Lord Mancroft cofounded the Addiction Recovery Foundation and served the charity as chairman for 18 years. He was then elected to become its first Patron. The Evening Standard newspaper has described him as "the most knowledgeable parliamentarian on the subject of drugs".
Johan Sorensen was clinical director for the Nour al Shorouk Centers in Lebanon and Saudi Arabia. Before that, he was director/founder/clinical director/marketing director of some of the best known residential facilities in the UK, including Life Works and Priory Farm Place. He now provides consultancy services and interventions in Europe and the Middle East. He travels and networks internationally in a quest to find the newest and most effective approaches for any given population. His passion is the provision of comprehensive and top quality care using innovative and client centred approaches. As a result of living in different countries and speaking a variety of languages Johan is always looking for new challenges to push the field forward, challenge conventional wisdom and improve on what exists.
Dave Mulvaney is part of the senior management team at the Rehabilitation for Addicted Prisoners trust (Rapt). He trained as an addictions counsellor with Clouds and Kiing's College University in London to post-graduate level. He has over 15 years' experience of frontline service delivery, development, management and training, starting as a social-work team manager at a drug-crisis intervention centre serving 33 London boroughs. He developed services for BME crack users, then managed the Sarp 12-step day programme, where he built an evidence- and outcome-based relapse prevention & aftercare programme. He was elected recently to the board of trustees of the Addiction Recovery Foundation, and is on its UKESAD conference committee.
John Marsden is a chartered pschologist and senior lecturer in addictive behaviour at London's Institute of Psychiatry and a senior member of the National Addiction Centre. He has coordiinated substance-misuse research projects for government departments and international agencies. He is an expert consultant to the UK Anti-Drugs Coordiinating Unit, the World Health Organisation and the United Nations Drug Control Programme. He trained in psychology at University College London 1981-1984 and his PhD studies were on the treatment of alcohol and other drug problems. From 1987-1994 he was a member of the central management team for Turning Point, the UK's "largest voluntary agency in the field of drugs, alcool and mental health".
Mike Trace is CEO of the Rehabilitation for Addicted Prisoners' trust. Before leaving a secondment to the United Nations Office on Drugs and Crime in 2003, he was director of performance at the National Treatment Agency for Substance Misuse.
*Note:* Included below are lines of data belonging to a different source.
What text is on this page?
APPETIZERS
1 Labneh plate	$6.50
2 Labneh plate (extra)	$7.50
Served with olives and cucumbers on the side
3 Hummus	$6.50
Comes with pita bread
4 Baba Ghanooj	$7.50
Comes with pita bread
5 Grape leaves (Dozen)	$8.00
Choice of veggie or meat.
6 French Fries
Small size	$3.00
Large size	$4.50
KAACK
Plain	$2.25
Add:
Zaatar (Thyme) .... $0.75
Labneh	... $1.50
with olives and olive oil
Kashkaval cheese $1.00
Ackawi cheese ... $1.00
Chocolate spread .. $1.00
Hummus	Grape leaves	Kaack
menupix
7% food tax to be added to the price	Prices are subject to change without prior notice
He was the deputy UK 'drug czar' from 1997-2001. Previous to this, he worked in and managed projects tackling drug-related offending, including heading up the criminal justice service at Cranstoun Projects and working for the California Youth Authority on rehabilitation for drug-using offenders. He chaired UN technical committees on drugs issues and was for two years chair of the European Monitoring Centre for Drugs and Drug Addiction, where he oversaw the collection and analysis of objective, reliable information concerning drugs and drug addiction at a European level.
John Trolan is clinical manager with Nelson Trust, an abstinence-based rehabilitation unit in Gloucestersire, which actively engaes with harm-reduction agencies, statutory and nonstatutory, in working towards the goals of the National Treatment Agency's Models of Care framework. Its treatment programme includes housing resettlement and employment, training and education. He copresents on Supervision at the UK/European Symposia on Addictive Disorders - and has had three novels published.
Anthony Massouras is chairman of ARF, succeeding Lord Mancroft, and sits on its UKESAD conference committee. He is founder and owner of the Mimosa Healthcare Group, which offers acute and sub-acute care services, and is the fastest growing provider of residential treatment services for alcohol dependence in the UK. The group has a strong reputation for employee training programmes and is recognised as the premier provider of training in its field in the UK. He is also a member of UK government’s Ambassador Apprenticeship Network (AAN), a body promoting work-placed apprenticeships as well as a non-executive member of the Management Committee of the Adult Learning & Skills Council (LSC) a government agency that promotes and develops adult work-based training.
Debra Bell is founder of Talking About Cannabis, which supports families of cannabis users - you can see great facts and stories at www.talkingaboutcannabis.org
Deirdre Boyd is CEO of the Addiction Recovery Foundation, cofounder/organiser of the UK/European Symposia on Addictive Disorders and cofounder of the Unity Group. She is editor of Addiction Today and author of Addictions: Your Questions Answered, printed in seven languages, as well as mental-health charit Mind's booklet Understanding Addictions/ Dependencies. She participated in focus roups for the dti's Office of Science & Technology's Foresight rpoject on Brain Science, Addiction & Drugs - which looked to the future 25 years from now. She has been a trustee of the National Association for Children of Alcoholics. In 2006, ICAA awarded her the Dr Vincent Bakeman memorial award for Outstanding Community Service.